Radpedale sind besser fürs Klima als Gaspedale – darin ist man sich in Oberösterreich einig. Dabei spielt die RadFahr Beratung eine wichtige Rolle: Diese bietet ein kostenloses Beratungsangebot zur Förderung des Alltagsradsverkehrs. Umweltschützer kritisieren das aber als unzureichend, zu langsam und vermissen konkrete Maßnahmen.
Die FahrRad Beratung Oberösterreich ist ein kostenloses Beratungsangebot zur Förderung des Alltagsradverkehrs für Gemeinden und Regionen in Oberösterreich. „Es freut mich, dass bereits 170 Gemeinden und Städte, sowie 20 Regionen diese Beratung in Anspruch genommen haben“, so Infrastruktur-Landesrat Günther Steinkellner (FPÖ).

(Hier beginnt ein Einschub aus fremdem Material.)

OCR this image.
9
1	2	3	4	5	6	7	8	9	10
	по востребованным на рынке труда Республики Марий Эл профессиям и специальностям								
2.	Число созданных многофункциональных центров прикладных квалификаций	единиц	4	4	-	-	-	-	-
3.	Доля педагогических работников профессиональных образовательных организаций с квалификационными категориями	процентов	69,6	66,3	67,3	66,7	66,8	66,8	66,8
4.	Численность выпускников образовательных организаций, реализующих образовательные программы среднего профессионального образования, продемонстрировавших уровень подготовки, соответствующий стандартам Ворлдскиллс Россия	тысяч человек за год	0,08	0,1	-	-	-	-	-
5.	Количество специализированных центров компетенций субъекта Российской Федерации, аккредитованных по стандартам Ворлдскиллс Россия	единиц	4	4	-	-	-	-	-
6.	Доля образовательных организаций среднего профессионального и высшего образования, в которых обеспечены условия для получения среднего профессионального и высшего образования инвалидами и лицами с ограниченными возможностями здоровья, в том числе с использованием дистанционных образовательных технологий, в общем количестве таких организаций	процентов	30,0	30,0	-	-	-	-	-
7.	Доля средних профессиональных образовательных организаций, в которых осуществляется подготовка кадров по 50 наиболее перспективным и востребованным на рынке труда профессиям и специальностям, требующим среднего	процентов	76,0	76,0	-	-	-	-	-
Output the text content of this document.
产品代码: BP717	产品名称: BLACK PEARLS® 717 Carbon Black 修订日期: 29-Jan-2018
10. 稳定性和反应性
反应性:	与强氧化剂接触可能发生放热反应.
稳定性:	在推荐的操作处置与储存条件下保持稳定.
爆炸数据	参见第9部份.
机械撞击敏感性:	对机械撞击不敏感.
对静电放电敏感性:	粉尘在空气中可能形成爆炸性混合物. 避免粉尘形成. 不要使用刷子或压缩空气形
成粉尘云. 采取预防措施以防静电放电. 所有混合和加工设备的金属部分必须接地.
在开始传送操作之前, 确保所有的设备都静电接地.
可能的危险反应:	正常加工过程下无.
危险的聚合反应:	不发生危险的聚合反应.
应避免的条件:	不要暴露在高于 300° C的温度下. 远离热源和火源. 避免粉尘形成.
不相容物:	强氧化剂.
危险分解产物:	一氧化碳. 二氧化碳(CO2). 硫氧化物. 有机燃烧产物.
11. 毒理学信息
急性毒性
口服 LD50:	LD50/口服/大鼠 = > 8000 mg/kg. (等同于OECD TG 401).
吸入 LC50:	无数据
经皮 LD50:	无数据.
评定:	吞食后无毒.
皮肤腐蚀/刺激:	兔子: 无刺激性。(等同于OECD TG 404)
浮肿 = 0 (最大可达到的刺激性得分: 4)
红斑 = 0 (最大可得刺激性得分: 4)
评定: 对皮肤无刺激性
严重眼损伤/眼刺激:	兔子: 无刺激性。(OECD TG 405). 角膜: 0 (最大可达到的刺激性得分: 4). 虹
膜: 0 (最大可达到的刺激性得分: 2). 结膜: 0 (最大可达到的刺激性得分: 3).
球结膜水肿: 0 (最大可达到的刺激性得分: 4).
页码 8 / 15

2,64 Millionen Euro zur Verfügung gestellt
Auch der Radbeauftragte des Landes, Dorian Vavti ist zufrieden: „Dem Radverkehr soll im Mobilitätsmix der Zukunft eine zentrale Rolle zukommen, für mehr Gesundheit, Verkehrssicherheit und Lebensqualität.“ Bisher wurden vom Land Oberösterreich für die Beratung und das Teilprojekt Radmodellregion Wels Umland rund 2,64 Millionen Euro zur Verfügung gestellt.
Radsituation bei 73 Prozent verbessert
Die Beratung beginnt mit einem Startworkshop und einem Lokalaugenschein per Fahrrad. Anschließend wird in zwei weiteren Workshops ein Umsetzungsplan mit Maßnahmen in den Gebieten Infrastruktur, Rahmenbedingungen und Bewusstseinsbildung erarbeitet. Einer Umfrage zufolge hätten 95 Prozent der teilnehmenden Gemeinden die Maßnahmen umgesetzt, und bei 73 Prozent habe sich die Radsituation seit der Teilnahme verbessert.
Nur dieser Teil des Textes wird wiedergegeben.